Why do we use steel wire ropes?
Wire ropes are designed to transmit forces longitudinally along their axis. The reasons for use of wire ropes lie in their three main properties as under.
Strength
Wire rope has very high tensile strength as compared to other types of structural or mechanical systems.
Flexibility
A typical wire rope may contain hundreds of individual wires which are formed and fabricated to move or operate at close bearing tolerances with respect to one another. When a wire rope bends, each of its many wires slides and adjusts in the bend to accommodate the difference in length between the inside and the outside bend. Due to this flexibility, it can be wound on reels or packed in coils resulting into easier storing and transportation. Secondly during use, it can be wound on drums and deflected over sheaves or rollers to change the direction of imparted forces.
Dependability
Safety and dependability of wire ropes are mainly due to its construction in that it consists of many members. Under usual conditions wire ropes give a warning before possible failure by the progressive development of broken wires which can be easily detected by proper inspection. It is therefore possible to replace a wire rope before any unsafe condition is reached. Failure of tensile members such as single wire or rod or linkages of solid units usually takes place instantaneously and completely without any prior warning.
Components of a Wire Rope
A wire rope is generally made up of number of strands twisted around a core. The strands are themselves formed from a number of wires twisted in a helical fashion.

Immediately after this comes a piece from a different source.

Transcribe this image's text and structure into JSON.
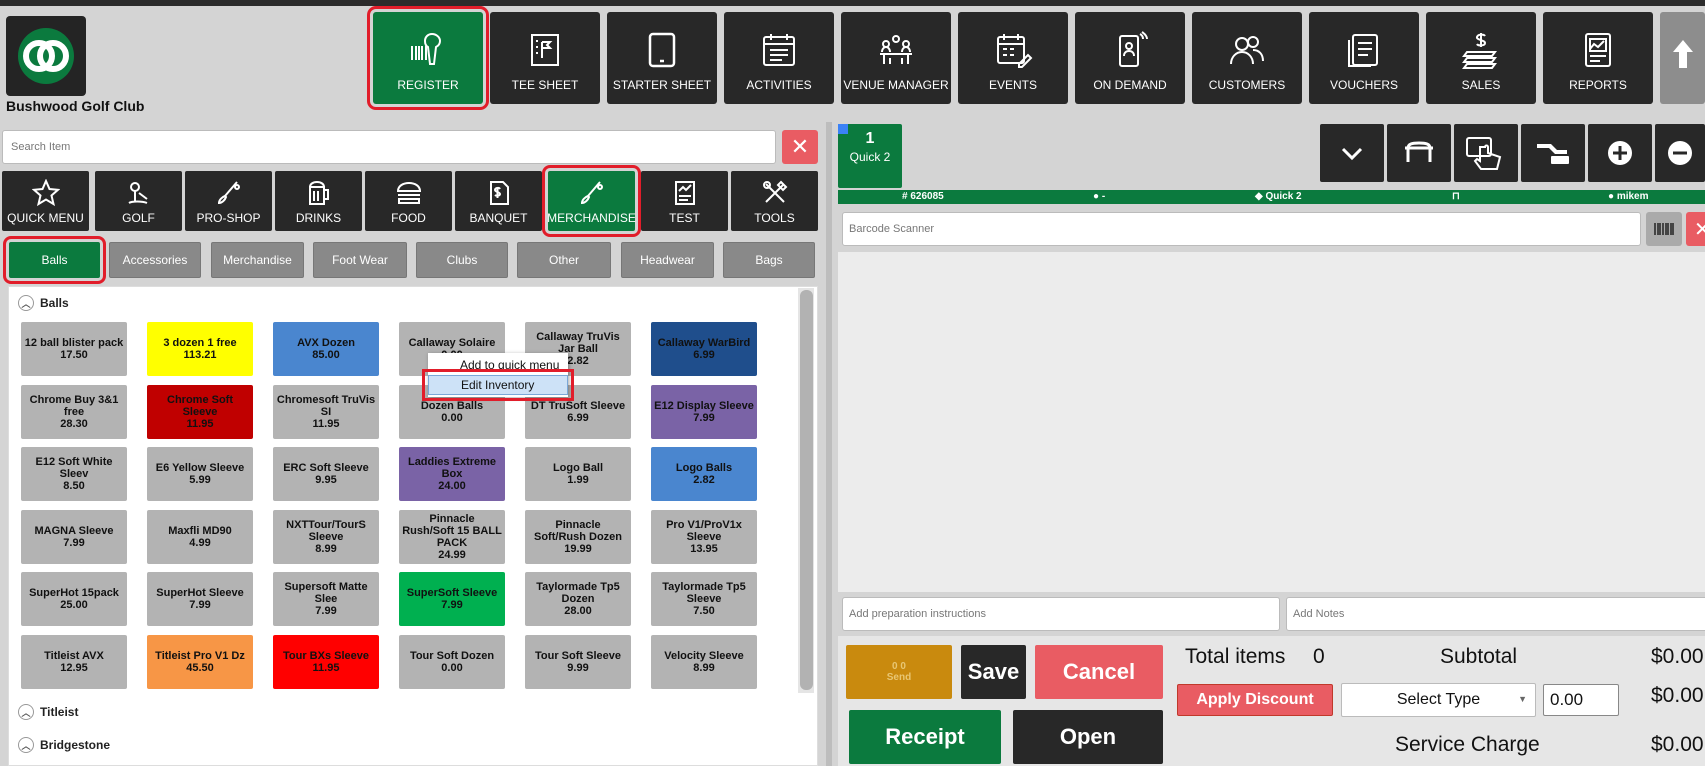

The basic components of a standard wire rope are:
Wires – they form the strand and collectively provide rope strength
Strand – they are laid helically around a core
Core – it forms a seat / foundation for the strands and
Center Wire – it is heart of a strand. It consists of a single wire (known as king wire or core wire) or of fibre.
The wires are predominantly constructed from high-carbon steel, but may also be formed from various metals such as stainless steel, monel or bronze. High-carbon steel wires come in various grades. The term "Grade" is used to designate the strength of the wire rope. Wire ropes are usually made of Improved Plow Steel (IPS), Extra Improved Plow Steel (EIPS) or Extra Extra Improved Plow Steel (EEIPS).
The main function of the core in a wire rope is to serve as a seat for the strands, providing sufficient support and to keep them in their proper position throughout the life of the rope. It is also an effective lubricant carrier. There are two types of core; one is made of fibre and another of wire.
Fibre cores are mainly manufactured from a natural fibre, either manila, sisal or hemp. Present day condition of operation subject a wire rope to severe pressures, and as fibre core ropes will not withstand these condition, their use is restricted to conditions where the loading is light. Some fibre cores are manufactured from polypropylene or nylon but the use of synthetic fibre cores has been confined to a few types of service where they are able to stand up to chemical agents which would attack a natural fibre.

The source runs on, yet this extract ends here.